Cette chère Anne Fontaine, elle a le talent pour bien choisir des sujets excitants sur le papier, mais la médiocrité pour en donner un résultat raté. Ce qui fait que maintenant quand je regarde un de ses ratages, c'est uniquement attiré par le sujet (avec, peut-être, l'espoir naïf qu'accidentellement, elle peut accoucher de quelque chose de bon !).
Étant un grand admirateur de Maurice Ravel, je n'ai pas pu me retenir d'aller voir ce Boléro. Ce qui est triste, c'est que cet artiste de génie est, pour la très grande majorité des gens, associé à une seule œuvre, celle qui donne son titre au film.
Que ce soit bien clair, j'adore le Boléro. J'ai un plaisir immense à l'écouter et à le réécouter. La manière prodigieuse, avec laquelle le compositeur, sur une même mesure lancinante, avec divers instruments se succédant, tout en faisant graduellement monter le rythme avant que tout se désarticule pour ensuite s'effondrer d'une façon fulgurante, ne cesse de m'éblouir.
Mais je trouve triste, qu'à cause de l'immense renommée mondiale de cette musique de ballet, bien d'autres pépites du grand Monsieur, tout aussi magistrales, voire plus, soient tombées dans l'oubli.
Reste que je ne peux pas, sur ça, blâmer la réalisatrice d'avoir choisi de se concentrer particulièrement sur ce morceau. Au cinéma, il y a des impératifs commerciaux. En outre, tout ce qui tourne autour de l'élaboration de ce Boléro est passionnant.
Par contre, ce que je ne pardonne pas, c'est son très gros lot de maladresses d'écriture qui vient ensevelir l'ensemble.
L'introduction (qui a été mise là, je ne sais pourquoi, surtout quand on regarde la suite, au lieu de suivre l'ordre chronologique pour pouvoir bien suivre l'avancée dans l'écriture !) nous montre Maurice Ravel faisant visiter une usine à la commanditaire de la composition, la danseuse Ida Rubinstein. Il lui fait comprendre que les bruits provoqués par les machines sont des sources d'inspiration pour lui.
Cool, si on se fie au propos de ce début, le long-métrage va nous faire comprendre comment les idées, ayant permis le résultat final, sont venues à l'esprit du Maître. Tiens, tel bruit offre l'idée de tel son. Tiens, telle situation offre l'idée de tel autre son.

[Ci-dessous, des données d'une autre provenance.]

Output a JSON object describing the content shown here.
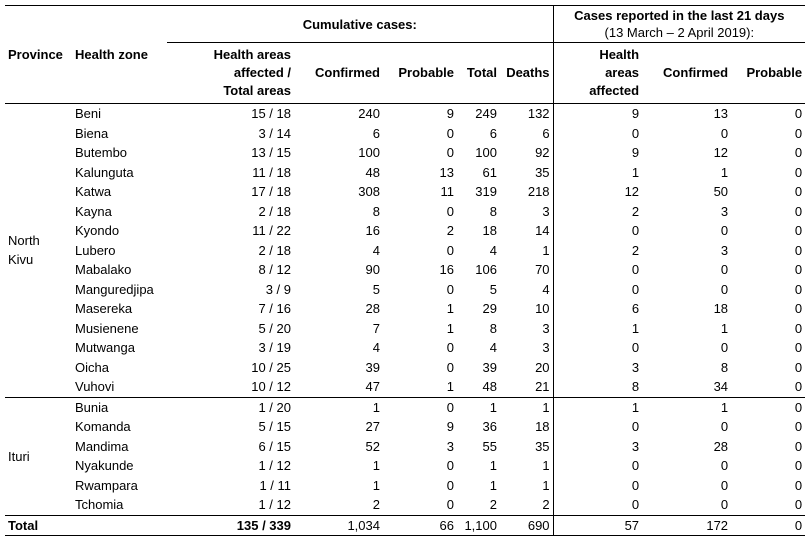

Euh non... On va certes avoir de courtes scènes de ce type, mais apparaissant trop sporadiquement, par à-coups, le plus souvent sans explication de comment lui est venu l'idée. Le tout ne parvient jamais (ou plutôt n'essaye pas !) d'entrer dans l'esprit de Ravel, possédé par sa seule maîtresse. Bordel, le septième art étant visuel et sonore par excellence, il y a des possibilités infinies pour illustrer cela.
Non, à la place, on a des séquences, pour la plupart des flashbacks, inutiles et hors-sujet (en parlant de hors-sujet, autant que j'en profite pour dire que le chat dans le film est trop mimi !), comme celles avec la mère (offrant, en plus, la mort la plus mal jouée de l'histoire du cinéma depuis Marion Cotillard dans The Dark Knight Rises !), celles lors d'une tournée aux États-Unis, où il découvre le jazz qui va avoir une influence sur lui, celles où il perd à chaque fois le Prix de Rome ou lorsqu'il était ambulancier durant la Première Guerre mondiale.
Séquences inutiles parce qu'elles ne cadrent pas du tout avec l'angle d'attaque initial (oui, dans un biopic, il est essentiel d'avoir un angle d'attaque pour ne pas s'éparpiller !), à savoir la création du Boléro, ou, du moins, ne mettent pas en relief en quoi ces expériences de vie auraient eu un rôle (artistiquement ou psychologiquement !) dans le processus créatif de l'œuvre en question.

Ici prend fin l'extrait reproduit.